I just read an article that explains the zero-copy mechanism.
It talks about the difference between zero-copy with and without Scatter/Gather supports.
NIC without SG support, the data copies are as follows
NIC with SG support, the data copies are as follows
In a word, zero-copy with SG support can eliminate one CPU copy.
My question is that why data in kernel buffer could be scattered?
Because the Linux kernel's mapping / memory allocation facilities by default will create virtually-contiguous but possibly physically-disjoint memory regions.
That means the read from the filesystem which sendfile()
does internally goes to a buffer in kernel virtual memory, which the DMA code has to "transmogrify" (for lack of a better word) into something that the network card's DMA engine can grok.
Since DMA (often but not always) uses physical addresses, that means you either duplicate the data buffer (into a specially-allocated physically-contigous region of memory, your socket buffer above), or else transfer it one-physical-page-at-a-time.

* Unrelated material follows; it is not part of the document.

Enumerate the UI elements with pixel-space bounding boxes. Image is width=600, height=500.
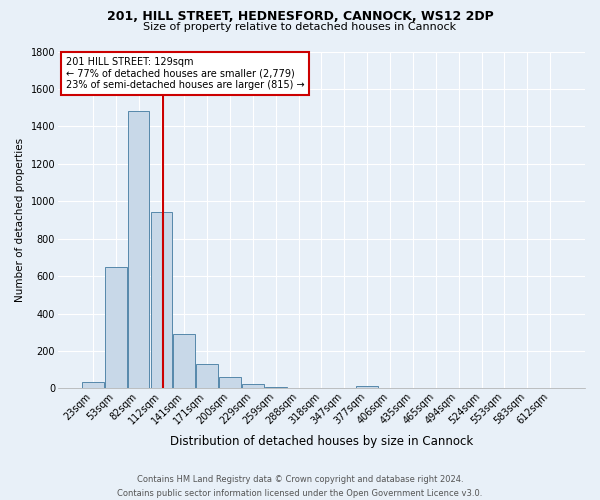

If your DMA engine, on the other hand, is capable of aggregating multiple physically-disjoint memory regions into a single data transfer (that's called "scatter-gather") then instead of copying the buffer, you can simply pass a list of physical addresses (pointing to physically-contigous sub-segments of the kernel buffer, that's your aggregate descriptors above) and you no longer need to start a separate DMA transfer for each physical page. This is usually faster, but whether it can be done or not depends on the capabilities of the DMA engine.